En distillant ce sel par degrés, il obtient une liqueur âcre et acide, suivie d’un peu d’huile rousse et fétide; celle qu’il fallait trouver était blanche et sans odeur; il abandonne encore cette marche pour recommencer à opérer sur la matière simplement desséchée au bain-marie, en y ajoutant ce qu’il nomme différents intermèdes, c’est-à-dire en la mêlant tantôt avec de la chaux vive ou éteinte, tantôt avec de l’alun, du colcothar, de la poudre de brique, etc., mais, au lieu d’huile blanche, qui était le but de son travail, il n’obtient cette fois encore que des huiles diversement colorées et conservant la même féteur.
Homberg alors change encore une fois de méthode et tente la voie de la fermentation, qui est, dit-il, une voie douce, où la violence du feu n’a pas de part. Il sépare d’abord le flegme superflu de la matière par le bain-marie, pour pouvoir garder commodément la matière desséchée et se débarrasser des quatre hommes que, depuis trois mois, il entretenait consciencieusement pour la fournir; pour faire fermenter la matière, il la mit en poudre en versant dessus six fois autant de flegme qu’il en avait été séparé par la distillation, puis le tout fut chauffé en vase clos au bain-marie, pendant six semaines, à une douce chaleur; en distillant ensuite, la partie aqueuse avait perdu presque toute son odeur. Homberg put en donner à quelques personnes dont le teint était gâté, et qui, en s’en débarbouillant une fois par jour, ont adouci, dit-il, et blanchi considérablement leur peau.
Le résidu donna enfin par la distillation une huile incolore presque sans odeur, et le peu qu’elle en avait était légèrement aromatique.
Lémery, qui, pendant plus de trente ans, partagea avec Homberg l’honneur de représenter la chimie dans l’Académie des sciences, était élève d’un apothicaire de Rouen, puis d’un chimiste nommé Glazer, démonstrateur au Jardin du Roi, et fort avare cependant des idées obscures qu’il avait sur la science.

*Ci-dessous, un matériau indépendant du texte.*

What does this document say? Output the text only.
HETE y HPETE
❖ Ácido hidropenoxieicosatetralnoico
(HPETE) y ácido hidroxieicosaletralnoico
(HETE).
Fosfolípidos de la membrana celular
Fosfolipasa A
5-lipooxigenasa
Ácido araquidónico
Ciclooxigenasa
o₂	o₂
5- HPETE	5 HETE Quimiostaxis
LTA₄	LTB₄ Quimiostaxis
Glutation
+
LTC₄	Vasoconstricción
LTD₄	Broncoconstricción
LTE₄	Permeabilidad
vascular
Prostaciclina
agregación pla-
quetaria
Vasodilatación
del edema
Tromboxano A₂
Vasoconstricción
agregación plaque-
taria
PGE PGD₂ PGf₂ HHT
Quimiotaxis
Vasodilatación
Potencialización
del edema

Lémery le quitta bientôt pour se placer, pendant près de trois ans, chez un apothicaire de Montpellier nommé Verchaut, dont les leçons l’auraient encore laissé fort ignorant, s’il n’avait trouvé moyen de s’instruire lui-même en s’aidant des livres et du laboratoire de son maître. Il ne tarda pas à ouvrir des cours qui attirèrent chez maître Verchaut tous les curieux de Montpellier, parmi lesquels se trouvaient, au grand honneur du jeune élève, des professeurs même de la faculté. Bien différent de ses premiers maîtres, Lémery ne se plaisait pas moins à révéler les secrets de la science qu’à en étaler les merveilles; il avait le don et la passion de l’enseignement, et ses cours, qui ne cessèrent qu’avec sa vie, ont servi, autant au moins que ses livres, à répandre dans toute l’Europe le goût et la pratique des opérations chimiques. Il devint apothicaire à Paris et professa chez lui dans la rue Galande. Son laboratoire, dit Fontenelle, était moins une chambre qu’une cave et presque un antre magique éclairé de la seule lueur des fourneaux; l’affluence y était si grande, qu’à peine y avait-il de place pour les opérations; les dames mêmes, entraînées par la mode, ne craignaient pas de s’y montrer. Ses leçons, comme celles de Duverney sur l’anatomie, devinrent bientôt célèbres dans toute l’Europe; les jeunes étrangers venaient à Paris par centaines dans le seul but d’entendre ces deux maîtres, dont ils rapportaient au loin la réputation d’éloquence et de parfaite clarté.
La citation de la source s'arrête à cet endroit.